Bittersweet Christmas
/I've spent much of advent preparing--but not preparing in the usual way. Instead, I've been preparing paperwork, mountains and mountains of papers that are supposed to somehow stand for my eldest son's childhood. You see, when you homeschool all the way through and when you believe that all of life is education, that transcript morphs into something much bigger than usual. College application requirements vary, but the big stickler is actually surprising. The NCAA Clearninghouse, that institution which allows barely literate public school graduates to play in college (I'm thinking of those oft-interviewed basketball players who are tall and strong and athletically gifted, but cannot answer a simple interviewer's question coherently), requires the following:
When we looked for clarification, explaining that we used few texts and many real books, they said to list them all. All. Every single one.

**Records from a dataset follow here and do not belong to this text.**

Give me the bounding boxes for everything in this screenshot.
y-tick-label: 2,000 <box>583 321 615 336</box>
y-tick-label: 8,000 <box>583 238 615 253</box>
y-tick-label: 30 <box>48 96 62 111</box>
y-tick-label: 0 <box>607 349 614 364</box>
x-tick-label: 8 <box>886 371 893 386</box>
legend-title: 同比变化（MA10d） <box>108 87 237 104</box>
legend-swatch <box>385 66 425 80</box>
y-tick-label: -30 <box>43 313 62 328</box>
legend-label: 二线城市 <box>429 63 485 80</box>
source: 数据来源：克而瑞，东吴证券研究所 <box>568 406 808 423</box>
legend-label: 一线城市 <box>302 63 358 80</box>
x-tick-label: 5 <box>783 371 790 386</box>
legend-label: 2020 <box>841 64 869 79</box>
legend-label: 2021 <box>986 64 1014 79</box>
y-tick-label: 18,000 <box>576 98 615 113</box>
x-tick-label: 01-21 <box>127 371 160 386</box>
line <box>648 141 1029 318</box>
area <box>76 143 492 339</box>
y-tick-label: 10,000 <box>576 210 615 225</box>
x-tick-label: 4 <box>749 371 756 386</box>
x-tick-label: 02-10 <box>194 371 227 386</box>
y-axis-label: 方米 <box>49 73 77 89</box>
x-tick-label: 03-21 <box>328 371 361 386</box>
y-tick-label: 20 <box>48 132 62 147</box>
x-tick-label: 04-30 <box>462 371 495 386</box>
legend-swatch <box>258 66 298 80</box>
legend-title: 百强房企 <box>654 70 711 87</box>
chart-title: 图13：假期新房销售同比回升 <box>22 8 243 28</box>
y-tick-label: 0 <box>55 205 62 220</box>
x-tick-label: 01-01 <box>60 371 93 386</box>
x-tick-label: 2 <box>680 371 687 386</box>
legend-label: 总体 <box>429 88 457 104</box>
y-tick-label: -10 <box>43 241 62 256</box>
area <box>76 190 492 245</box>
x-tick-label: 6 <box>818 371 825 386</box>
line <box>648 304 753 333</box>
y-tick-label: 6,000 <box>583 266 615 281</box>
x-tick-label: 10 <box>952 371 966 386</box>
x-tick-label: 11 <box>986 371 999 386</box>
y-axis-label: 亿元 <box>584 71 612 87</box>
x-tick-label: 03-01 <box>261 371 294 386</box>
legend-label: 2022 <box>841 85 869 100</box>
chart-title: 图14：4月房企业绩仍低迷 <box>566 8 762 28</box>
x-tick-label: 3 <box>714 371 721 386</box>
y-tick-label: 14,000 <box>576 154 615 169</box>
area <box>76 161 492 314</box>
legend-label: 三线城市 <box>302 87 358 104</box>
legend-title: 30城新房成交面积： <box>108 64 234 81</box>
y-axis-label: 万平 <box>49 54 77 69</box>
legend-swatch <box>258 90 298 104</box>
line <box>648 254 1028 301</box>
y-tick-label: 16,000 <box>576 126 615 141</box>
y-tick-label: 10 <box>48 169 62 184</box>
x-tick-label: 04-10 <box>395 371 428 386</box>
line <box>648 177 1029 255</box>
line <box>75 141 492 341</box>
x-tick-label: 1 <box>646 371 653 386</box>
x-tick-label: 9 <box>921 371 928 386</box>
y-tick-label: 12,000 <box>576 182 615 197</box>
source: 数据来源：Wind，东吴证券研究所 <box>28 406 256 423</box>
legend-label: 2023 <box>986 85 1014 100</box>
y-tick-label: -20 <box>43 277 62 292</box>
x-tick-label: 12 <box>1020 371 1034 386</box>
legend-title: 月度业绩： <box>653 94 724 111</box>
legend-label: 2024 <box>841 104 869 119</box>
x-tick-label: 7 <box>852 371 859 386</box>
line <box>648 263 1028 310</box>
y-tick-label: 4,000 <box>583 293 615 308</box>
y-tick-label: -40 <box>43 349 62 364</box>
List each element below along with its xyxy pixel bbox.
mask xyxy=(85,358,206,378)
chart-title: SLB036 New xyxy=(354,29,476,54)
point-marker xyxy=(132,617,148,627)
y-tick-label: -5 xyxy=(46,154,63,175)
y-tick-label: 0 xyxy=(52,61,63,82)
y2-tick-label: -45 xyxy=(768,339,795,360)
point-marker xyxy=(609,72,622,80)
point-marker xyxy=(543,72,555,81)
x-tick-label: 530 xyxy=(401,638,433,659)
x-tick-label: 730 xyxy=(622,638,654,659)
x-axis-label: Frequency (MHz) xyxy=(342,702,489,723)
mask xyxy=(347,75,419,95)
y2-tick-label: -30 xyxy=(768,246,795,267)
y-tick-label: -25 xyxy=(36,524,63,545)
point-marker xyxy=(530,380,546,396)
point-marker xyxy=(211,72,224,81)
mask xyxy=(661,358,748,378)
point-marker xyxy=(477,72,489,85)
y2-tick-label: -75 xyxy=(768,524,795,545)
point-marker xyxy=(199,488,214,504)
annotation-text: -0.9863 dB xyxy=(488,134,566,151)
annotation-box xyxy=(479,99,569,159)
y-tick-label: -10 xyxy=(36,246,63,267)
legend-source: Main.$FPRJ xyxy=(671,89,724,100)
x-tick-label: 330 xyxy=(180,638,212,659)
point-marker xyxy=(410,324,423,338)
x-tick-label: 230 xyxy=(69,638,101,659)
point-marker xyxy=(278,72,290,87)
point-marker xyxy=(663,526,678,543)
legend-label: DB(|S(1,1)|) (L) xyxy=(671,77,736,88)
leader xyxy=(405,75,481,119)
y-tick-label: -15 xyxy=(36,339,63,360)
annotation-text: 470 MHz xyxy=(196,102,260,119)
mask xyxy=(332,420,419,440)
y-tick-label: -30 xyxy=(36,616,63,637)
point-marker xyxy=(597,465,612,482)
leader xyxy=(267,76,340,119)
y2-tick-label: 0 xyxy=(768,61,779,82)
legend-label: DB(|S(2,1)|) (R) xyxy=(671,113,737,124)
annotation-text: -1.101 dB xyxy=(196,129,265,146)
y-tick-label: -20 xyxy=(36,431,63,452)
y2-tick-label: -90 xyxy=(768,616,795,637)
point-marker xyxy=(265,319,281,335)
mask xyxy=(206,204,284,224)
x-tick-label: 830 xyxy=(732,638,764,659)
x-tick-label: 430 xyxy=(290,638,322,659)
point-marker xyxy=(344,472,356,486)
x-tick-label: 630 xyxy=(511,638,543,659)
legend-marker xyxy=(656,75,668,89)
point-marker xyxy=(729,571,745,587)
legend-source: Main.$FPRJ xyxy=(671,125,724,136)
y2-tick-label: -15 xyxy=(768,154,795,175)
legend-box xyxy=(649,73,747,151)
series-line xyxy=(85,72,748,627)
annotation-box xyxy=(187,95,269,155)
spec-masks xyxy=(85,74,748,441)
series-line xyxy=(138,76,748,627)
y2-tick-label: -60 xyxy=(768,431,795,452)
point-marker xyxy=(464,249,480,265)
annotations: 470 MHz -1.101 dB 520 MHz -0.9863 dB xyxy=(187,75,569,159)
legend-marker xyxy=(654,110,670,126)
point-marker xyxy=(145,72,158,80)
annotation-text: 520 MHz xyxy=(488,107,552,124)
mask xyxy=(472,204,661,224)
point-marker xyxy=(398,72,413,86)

So, we are knee deep in portfolio construction and Michael has really gotten his act together in this regard. I'm "just" tweaking and fine tuning and trying to remember everything we've ever read!
Then, there are the essays. The last few days, he's been reflecting on his education and writing essays that answer all the questions admissions deans might have about what he's been doing all his life. (Don't miss this one.) Yesterday, we settled into a familiar rhythm: Talk about it, write about it, edit together, go off and do something artistic, repeat the process, send it to Dad. After the first round, he went down to the craft table to clear his head and to do something he's been promising me for three years.
While I nursed the baby in my room, he crafted a nativity from Sculpey clay. I spent my time thinking and thinking about his latest essay, turning phrases in my mind and remembering the decisions that have brought us here. And I reflected on something I think might be unusual: this process, however stressful it might be for all of us, has not been the slightest bit ugly. Michael and I have spent day after emotional day together this fall, riding the rapids of the college soccer recruiting process and navigating the nightmare of the paperwork and we have not once argued. We've worked together in a familiar, mutually respectful rhythm. Whatever storms are raging around us, we are peaceful together.
Ironically, that makes it all so much harder. I know that very soon, scenes like this, now so very familiar and ordinary, will become memories. And, oh, how I will miss them!
I have a hunch I will never, ever be able to unpack this particular nativity set without feeling hot tears and a lump in my throat.